Аманжол вначале помолчал, затем трудно, с болью заговорил:
— Кдыргалия у нас убили. Сидор застрелил, полковник, собака. Вот Кдыргалия ребят взял. Что поделаешь, друг мой был.
— Сидоров, говоришь, застрелил?
— Сидор. Десять джигитов отправил из аула в землю.
— За что? Вы же на их стороне живете.
— Не верит Сидор никому. Вы, — кричал он на нас, — все туда, на большевиков смотрите, всех вас надо на одной веревке повесить… Вот тогда и пристрелил он Кдыргалия, тот скот ему не отдавал.
— Ну, а власти? Чего китайские власти Сидорова поважают. Почему им вы не жаловались?
— Жаловались. Губернатору бумагу писали. А ему что делать? Белых вон сколько тысяч собралось здесь. Все аулы, все деревни заняли. Их кормить надо. А где губернатор столько корма им возьмет? Вот он и молчит, делает вид, будто не видит, как Сидор для корма своих солдат скот у нас, казахов, отнимает.

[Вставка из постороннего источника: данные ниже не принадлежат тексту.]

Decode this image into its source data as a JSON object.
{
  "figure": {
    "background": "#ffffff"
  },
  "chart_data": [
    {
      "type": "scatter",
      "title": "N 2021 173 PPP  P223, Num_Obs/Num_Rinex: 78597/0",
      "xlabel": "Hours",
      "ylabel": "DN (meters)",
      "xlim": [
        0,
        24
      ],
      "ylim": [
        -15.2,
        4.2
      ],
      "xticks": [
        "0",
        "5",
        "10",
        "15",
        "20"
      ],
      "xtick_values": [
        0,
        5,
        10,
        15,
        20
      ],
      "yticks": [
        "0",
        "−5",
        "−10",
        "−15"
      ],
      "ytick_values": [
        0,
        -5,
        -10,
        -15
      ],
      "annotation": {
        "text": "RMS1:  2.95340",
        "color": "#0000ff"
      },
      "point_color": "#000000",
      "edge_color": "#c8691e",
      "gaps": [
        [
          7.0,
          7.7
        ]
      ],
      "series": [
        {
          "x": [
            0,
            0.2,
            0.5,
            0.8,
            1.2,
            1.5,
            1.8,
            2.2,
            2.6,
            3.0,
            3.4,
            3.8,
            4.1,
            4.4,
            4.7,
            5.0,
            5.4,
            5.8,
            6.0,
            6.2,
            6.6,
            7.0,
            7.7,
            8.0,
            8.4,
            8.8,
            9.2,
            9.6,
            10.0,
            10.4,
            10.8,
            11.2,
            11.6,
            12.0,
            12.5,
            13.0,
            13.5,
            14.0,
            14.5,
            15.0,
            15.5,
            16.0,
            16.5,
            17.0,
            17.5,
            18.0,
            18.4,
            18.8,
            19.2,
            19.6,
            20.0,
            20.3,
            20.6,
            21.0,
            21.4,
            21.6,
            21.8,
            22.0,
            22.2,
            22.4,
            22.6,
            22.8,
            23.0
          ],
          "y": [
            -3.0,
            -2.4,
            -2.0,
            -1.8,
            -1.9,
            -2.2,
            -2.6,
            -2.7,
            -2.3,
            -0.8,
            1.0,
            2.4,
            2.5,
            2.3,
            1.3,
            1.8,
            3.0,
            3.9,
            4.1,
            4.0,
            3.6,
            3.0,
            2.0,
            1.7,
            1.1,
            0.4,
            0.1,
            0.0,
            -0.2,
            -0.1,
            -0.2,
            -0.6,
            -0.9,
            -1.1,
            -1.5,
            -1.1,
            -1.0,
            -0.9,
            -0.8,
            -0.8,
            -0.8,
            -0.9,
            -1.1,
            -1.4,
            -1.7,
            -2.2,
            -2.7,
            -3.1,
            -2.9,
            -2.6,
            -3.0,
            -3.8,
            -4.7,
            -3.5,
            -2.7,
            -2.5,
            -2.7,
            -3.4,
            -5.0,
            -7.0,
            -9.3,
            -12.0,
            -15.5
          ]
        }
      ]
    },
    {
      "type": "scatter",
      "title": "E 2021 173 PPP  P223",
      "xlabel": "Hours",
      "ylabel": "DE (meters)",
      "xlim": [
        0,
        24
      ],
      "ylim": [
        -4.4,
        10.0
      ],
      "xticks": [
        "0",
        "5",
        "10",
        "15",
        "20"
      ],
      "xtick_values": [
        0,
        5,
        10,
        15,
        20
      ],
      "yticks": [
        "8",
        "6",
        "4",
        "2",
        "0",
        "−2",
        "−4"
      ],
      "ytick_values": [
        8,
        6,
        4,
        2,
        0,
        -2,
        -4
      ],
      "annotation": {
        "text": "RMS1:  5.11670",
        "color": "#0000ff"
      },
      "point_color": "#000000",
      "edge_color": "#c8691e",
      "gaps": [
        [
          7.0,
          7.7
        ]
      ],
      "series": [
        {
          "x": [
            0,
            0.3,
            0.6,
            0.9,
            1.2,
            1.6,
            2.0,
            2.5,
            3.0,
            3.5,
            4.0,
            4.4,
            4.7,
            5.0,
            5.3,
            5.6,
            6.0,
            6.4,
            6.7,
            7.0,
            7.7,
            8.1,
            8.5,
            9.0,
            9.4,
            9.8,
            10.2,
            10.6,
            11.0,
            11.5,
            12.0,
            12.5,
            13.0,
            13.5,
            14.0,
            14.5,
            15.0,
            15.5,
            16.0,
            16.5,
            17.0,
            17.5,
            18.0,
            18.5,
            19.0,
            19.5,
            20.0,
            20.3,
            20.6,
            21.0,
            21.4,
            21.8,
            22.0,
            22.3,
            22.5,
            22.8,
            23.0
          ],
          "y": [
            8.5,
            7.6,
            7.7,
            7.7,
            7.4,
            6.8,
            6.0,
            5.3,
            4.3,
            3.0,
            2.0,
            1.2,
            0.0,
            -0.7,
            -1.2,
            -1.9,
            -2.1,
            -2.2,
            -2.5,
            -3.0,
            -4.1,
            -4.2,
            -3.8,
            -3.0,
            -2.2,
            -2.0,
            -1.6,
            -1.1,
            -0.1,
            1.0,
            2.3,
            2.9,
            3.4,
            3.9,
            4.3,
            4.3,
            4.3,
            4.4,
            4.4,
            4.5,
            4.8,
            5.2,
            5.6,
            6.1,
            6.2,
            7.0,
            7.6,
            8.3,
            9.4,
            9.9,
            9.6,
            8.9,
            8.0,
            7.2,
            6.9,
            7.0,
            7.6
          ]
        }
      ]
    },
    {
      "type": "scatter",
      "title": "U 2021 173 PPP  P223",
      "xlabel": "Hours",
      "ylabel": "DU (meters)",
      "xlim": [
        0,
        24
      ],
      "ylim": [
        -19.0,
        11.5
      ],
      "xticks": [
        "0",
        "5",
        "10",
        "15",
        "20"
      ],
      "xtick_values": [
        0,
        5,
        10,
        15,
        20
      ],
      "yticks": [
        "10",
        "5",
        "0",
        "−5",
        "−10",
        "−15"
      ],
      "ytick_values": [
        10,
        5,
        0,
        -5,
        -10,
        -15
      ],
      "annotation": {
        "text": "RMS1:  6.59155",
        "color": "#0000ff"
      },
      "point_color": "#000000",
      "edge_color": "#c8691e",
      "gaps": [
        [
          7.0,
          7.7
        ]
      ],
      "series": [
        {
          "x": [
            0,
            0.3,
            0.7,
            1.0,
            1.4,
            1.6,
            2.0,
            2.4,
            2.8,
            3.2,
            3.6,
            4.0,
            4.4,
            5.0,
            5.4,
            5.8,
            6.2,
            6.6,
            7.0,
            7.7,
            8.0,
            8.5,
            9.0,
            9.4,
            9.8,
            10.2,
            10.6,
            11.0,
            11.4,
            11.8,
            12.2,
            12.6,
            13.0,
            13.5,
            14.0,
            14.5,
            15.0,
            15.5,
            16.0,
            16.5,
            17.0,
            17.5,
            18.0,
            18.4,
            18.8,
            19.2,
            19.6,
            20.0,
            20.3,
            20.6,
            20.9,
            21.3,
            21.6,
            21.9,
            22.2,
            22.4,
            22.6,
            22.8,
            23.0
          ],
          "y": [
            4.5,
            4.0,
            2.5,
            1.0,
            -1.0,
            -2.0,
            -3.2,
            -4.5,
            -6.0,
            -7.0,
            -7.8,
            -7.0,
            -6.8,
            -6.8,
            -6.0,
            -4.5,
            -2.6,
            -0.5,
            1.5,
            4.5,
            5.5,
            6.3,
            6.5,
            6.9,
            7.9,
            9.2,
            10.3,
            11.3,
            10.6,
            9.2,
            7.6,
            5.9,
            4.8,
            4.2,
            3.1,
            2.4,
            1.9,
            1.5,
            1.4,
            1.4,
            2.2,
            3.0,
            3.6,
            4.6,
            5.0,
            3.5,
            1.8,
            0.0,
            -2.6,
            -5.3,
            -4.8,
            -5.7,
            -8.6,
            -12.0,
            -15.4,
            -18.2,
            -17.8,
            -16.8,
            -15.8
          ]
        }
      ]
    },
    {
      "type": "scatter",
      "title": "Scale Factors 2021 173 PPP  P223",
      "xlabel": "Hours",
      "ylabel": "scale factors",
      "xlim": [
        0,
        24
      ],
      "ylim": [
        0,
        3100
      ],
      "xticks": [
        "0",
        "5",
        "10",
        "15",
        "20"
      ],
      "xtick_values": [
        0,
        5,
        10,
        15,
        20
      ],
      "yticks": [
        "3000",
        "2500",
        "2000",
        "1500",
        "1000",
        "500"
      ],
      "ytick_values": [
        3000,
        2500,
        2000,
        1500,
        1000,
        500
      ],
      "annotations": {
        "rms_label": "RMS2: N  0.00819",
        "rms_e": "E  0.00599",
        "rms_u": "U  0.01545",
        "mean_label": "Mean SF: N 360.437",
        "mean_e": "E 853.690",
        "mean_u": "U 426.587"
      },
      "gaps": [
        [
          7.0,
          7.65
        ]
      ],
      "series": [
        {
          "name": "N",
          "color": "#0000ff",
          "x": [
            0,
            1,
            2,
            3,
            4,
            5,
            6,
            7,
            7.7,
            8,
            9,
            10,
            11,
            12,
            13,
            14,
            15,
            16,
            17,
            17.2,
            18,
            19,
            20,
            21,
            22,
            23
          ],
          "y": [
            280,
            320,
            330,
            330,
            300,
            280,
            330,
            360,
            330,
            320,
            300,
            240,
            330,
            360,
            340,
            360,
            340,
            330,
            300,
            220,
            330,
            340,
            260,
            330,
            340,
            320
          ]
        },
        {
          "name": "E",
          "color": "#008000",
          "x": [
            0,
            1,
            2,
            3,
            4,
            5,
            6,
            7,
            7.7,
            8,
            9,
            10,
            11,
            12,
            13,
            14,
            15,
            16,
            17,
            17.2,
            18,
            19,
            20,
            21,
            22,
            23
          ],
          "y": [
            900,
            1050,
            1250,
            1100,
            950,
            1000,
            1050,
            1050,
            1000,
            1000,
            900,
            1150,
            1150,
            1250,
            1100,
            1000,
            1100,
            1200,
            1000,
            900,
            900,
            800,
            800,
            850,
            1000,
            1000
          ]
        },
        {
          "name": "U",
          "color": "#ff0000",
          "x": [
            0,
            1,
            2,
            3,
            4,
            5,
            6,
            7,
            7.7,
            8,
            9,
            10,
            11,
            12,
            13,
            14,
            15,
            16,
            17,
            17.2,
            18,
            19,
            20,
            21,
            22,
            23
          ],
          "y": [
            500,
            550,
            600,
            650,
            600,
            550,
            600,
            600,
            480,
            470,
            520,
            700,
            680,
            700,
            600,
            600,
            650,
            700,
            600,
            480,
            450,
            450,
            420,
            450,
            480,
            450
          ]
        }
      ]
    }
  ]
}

— Ничего. Скоро белые другими станут.
— Откуда знаешь? — насторожился Аманжол.
— Да так, — уклонился от прямого ответа Махмут.
— А может, когда назад побежите, сколько-нибудь винтовок нам оставите?
— Нельзя. Губернатор узнает про наши винтовки, шуметь будет. На всю землю крик поднимет.
— У нас немного-то винтовок есть, — шепнул заговорщически Аманжол, наклонившись к Махмуту. — Если Сидор придет, стрелять в него будем, а потом всем аулом к вам через Хоргоску уйдем.
— Уходите, — согласился Махмут.
— Ты с порлеткой чего будешь делать?
— Да видишь, — Махмут замялся.
— Не доверяешь? — с обидой в голосе спросил Аманжол. — Или мы не братья? Почему, когда товар через Хоргоску таскал, верил Аманжолу?
— И сейчас верю. Только не мой это секрет, поэтому не могу сказать. Знай одно. Большое дело помогаешь нам сделать. Всех людей касается, казахов тоже. Много матерей не будет по убитым плакать.
— Ну, ладно, не говори, — успокоился Аманжол. — Я немного догадываюсь сам. — И, многозначительно подмигнув, он добавил: — Теперь ложись, спи.